Quantcast

FLORIDA RECORD

Tuesday, November 5, 2024

Palm Beach attorney indefinitely suspended after not responding to inquiries

Discipline
General court 05

shutterstock.com

TALLAHASSEE (Florida Record) — Palm Beach attorney Frederick Joseph Keitel III has been indefinitely suspended following a July 10 Florida Supreme Court order for failing to respond to official inquires after he was sanctioned by a bankruptcy court, according to court documents and a recent announcement by The Florida Bar.

"Keitel was found in contempt for failure to respond to official bar inquiries regarding a complaint against him," the state bar said in its July 31 announcement of the discipline and the Supreme Court's order.

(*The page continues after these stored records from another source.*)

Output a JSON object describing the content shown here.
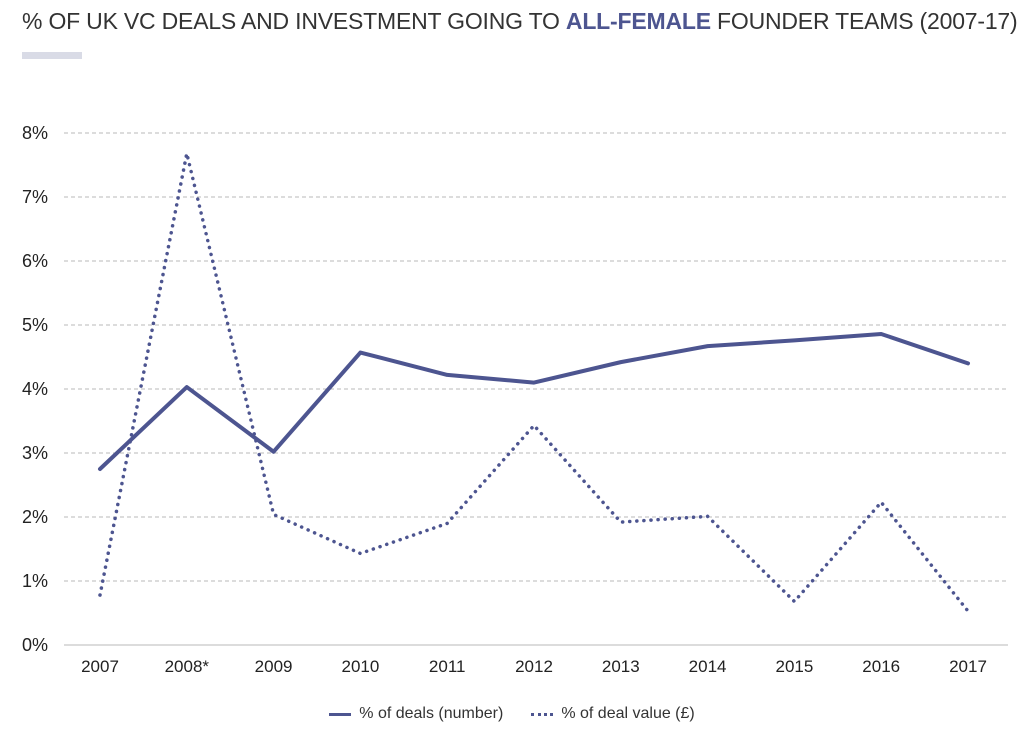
{
  "title": {
    "prefix": "% OF UK VC DEALS AND INVESTMENT GOING TO ",
    "highlight": "ALL-FEMALE",
    "suffix": " FOUNDER TEAMS (2007-17)"
  },
  "accent_color": "#4d5590",
  "chart_data": {
    "type": "line",
    "categories": [
      "2007",
      "2008*",
      "2009",
      "2010",
      "2011",
      "2012",
      "2013",
      "2014",
      "2015",
      "2016",
      "2017"
    ],
    "ylim": [
      0,
      8
    ],
    "yticks": [
      "0%",
      "1%",
      "2%",
      "3%",
      "4%",
      "5%",
      "6%",
      "7%",
      "8%"
    ],
    "grid": true,
    "legend_position": "bottom",
    "series": [
      {
        "name": "% of deals (number)",
        "style": "solid",
        "values": [
          2.75,
          4.03,
          3.02,
          4.57,
          4.22,
          4.1,
          4.42,
          4.67,
          4.76,
          4.86,
          4.4
        ]
      },
      {
        "name": "% of deal value (£)",
        "style": "dotted",
        "values": [
          0.78,
          7.68,
          2.04,
          1.43,
          1.9,
          3.43,
          1.92,
          2.01,
          0.68,
          2.23,
          0.53
        ]
      }
    ]
  }
}
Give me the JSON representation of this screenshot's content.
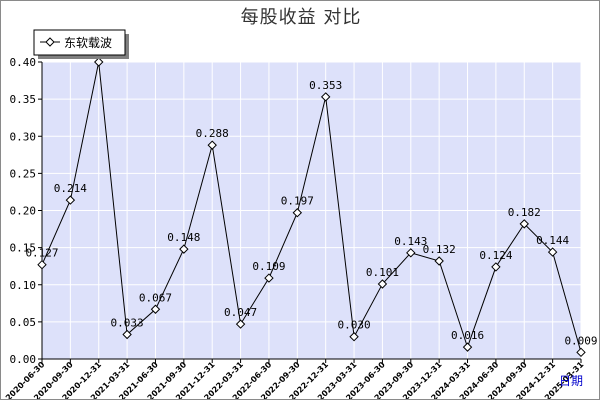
{
  "chart_data": {
    "type": "line",
    "title": "每股收益 对比",
    "xlabel": "日期",
    "ylabel": "",
    "ylim": [
      0,
      0.4
    ],
    "yticks": [
      "0.00",
      "0.05",
      "0.10",
      "0.15",
      "0.20",
      "0.25",
      "0.30",
      "0.35",
      "0.40"
    ],
    "categories": [
      "2020-06-30",
      "2020-09-30",
      "2020-12-31",
      "2021-03-31",
      "2021-06-30",
      "2021-09-30",
      "2021-12-31",
      "2022-03-31",
      "2022-06-30",
      "2022-09-30",
      "2022-12-31",
      "2023-03-31",
      "2023-06-30",
      "2023-09-30",
      "2023-12-31",
      "2024-03-31",
      "2024-06-30",
      "2024-09-30",
      "2024-12-31",
      "2025-03-31"
    ],
    "series": [
      {
        "name": "东软载波",
        "values": [
          0.127,
          0.214,
          0.4,
          0.033,
          0.067,
          0.148,
          0.288,
          0.047,
          0.109,
          0.197,
          0.353,
          0.03,
          0.101,
          0.143,
          0.132,
          0.016,
          0.124,
          0.182,
          0.144,
          0.009
        ],
        "labels": [
          "0.127",
          "0.214",
          "",
          "0.033",
          "0.067",
          "0.148",
          "0.288",
          "0.047",
          "0.109",
          "0.197",
          "0.353",
          "0.030",
          "0.101",
          "0.143",
          "0.132",
          "0.016",
          "0.124",
          "0.182",
          "0.144",
          "0.009"
        ]
      }
    ],
    "grid": true,
    "legend_position": "top-left",
    "colors": {
      "plot_background": "#dde1fa",
      "grid": "#ffffff",
      "line": "#000000",
      "marker_fill": "#ffffff",
      "xlabel": "#0000cc"
    }
  }
}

The Supreme Court handed down its two-page order suspending Keitel following a state bar petition for contempt and order to show cause. Keitel's suspension was effective 30 days from the date of the court's order to allow him time to close out his practice and protect his existing clients' interests, according to the high court's order.

Florida court orders are not final until time to file a rehearing motion expires. Filing such a motion does not alter the effective date of Keitel's suspension.

Keitel was admitted to the bar in Florida on May 23, 1991, according to his profile at the state bar website. No prior discipline before the state bar is listed on Keitel's state bar profile.

In April the state bar filed a complaint for reciprocal discipline following a 43-page order issued by the U.S. Bankruptcy Court for Florida's Southern District the previous December. Keitel is the debtor in the Chapter 7 case before the bankruptcy court that stems from disputes "with certain of his partners", according to the bankruptcy court's order. Allegations against Keitel included recording a conversation with his formal counsel without his consent, disseminating the recordings after the court told him not to, engaging in conduct intended to disrupt the proceedings and making misrepresentations to the Palm Beach Police Department.

Keitel also attempted to have the presiding bankruptcy judge disqualified.

The bankruptcy court found Keitel in contempt and suspended him for five years.

In its petition for contempt and order to show cause filed in May, the state bar said Keitel's responses to its inquiries had been with unrelated documents and assertions, and then he didn't respond to a state bar request for further information regarding document relevance. A state bar grievance committee later found Keitel in contempt.